Kecantikan adalah sebuah proses; tidak ada yang cepat dan murah sekaligus, dan dapat memberikan transformasi dramatis dalam waktu yang sangat singkat. Belum lama ini, Rumah Sakit Bach Mai menerima seorang wanita berusia 34 tahun dari Hanoi yang telah menerima suntikan botox di rumah (di dahi dan kedua sisi dagunya) dari seorang kenalan yang dikenalnya secara online. Ia dengan cepat menjadi lumpuh, membutuhkan intubasi dan ventilasi mekanis. Ia didiagnosis menderita keracunan toksin botulinum karena pelanggaran protokol perawatan kosmetik.

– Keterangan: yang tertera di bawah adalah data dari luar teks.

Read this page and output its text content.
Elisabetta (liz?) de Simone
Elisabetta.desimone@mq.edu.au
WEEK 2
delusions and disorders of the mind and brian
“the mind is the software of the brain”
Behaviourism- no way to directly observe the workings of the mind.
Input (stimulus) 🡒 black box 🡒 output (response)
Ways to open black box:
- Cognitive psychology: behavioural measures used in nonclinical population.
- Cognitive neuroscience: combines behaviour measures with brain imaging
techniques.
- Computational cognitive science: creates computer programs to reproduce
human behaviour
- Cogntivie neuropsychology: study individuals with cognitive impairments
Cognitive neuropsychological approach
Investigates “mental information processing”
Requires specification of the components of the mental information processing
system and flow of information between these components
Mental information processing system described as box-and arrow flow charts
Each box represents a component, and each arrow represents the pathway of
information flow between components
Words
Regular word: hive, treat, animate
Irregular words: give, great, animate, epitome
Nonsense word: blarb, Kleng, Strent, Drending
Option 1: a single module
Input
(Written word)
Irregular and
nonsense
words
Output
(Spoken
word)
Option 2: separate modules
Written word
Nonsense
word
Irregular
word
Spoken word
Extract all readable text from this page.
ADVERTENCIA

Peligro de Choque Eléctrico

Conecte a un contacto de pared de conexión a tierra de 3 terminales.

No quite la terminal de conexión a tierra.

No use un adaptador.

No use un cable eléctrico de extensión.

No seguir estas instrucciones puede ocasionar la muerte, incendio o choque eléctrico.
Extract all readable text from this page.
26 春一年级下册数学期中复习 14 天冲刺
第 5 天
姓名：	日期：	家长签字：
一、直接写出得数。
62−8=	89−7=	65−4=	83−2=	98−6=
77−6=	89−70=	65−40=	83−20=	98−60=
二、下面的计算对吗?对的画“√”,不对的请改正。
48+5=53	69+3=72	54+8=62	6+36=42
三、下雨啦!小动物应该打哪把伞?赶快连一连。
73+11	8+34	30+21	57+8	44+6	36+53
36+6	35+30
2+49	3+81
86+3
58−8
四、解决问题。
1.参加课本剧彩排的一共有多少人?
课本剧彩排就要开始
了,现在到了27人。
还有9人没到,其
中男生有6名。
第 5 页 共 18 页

Menurut para dokter, banyak spa, salon rambut, dan bahkan penjual online mungkin secara sembarangan, atau bahkan ceroboh, memberikan Botox atau produk pemutih kulit lainnya yang tidak diketahui asalnya, tanpa mengetahui cara menentukan dosis yang aman dan tanpa kemampuan untuk memberikan perawatan darurat jika terjadi komplikasi, yang sangat berbahaya. Namun, sangat sedikit tempat usaha yang melanggar aturan yang terdeteksi dan dituntut. Orang-orang kurang informasi atau ceroboh, ingin menghemat uang, seringkali menyembunyikan perawatan kecantikan mereka dari keluarga mereka. Ketika komplikasi terjadi, sangat sedikit korban yang melaporkan atau mengecam tempat usaha yang melanggar aturan, seringkali menyembunyikan kejadian tersebut karena takut terbongkar.
Dr. Ha menyarankan agar wanita yang ingin mempercantik diri dengan cepat menjelang Tet (Tahun Baru Imlek) memprioritaskan perawatan non-invasif atau minimal invasif yang tidak meninggalkan bekas yang terlihat di permukaan kulit, tetapi harus pergi ke fasilitas medis yang bereputasi dan diperiksa, dirawat, serta dipantau oleh dokter kulit.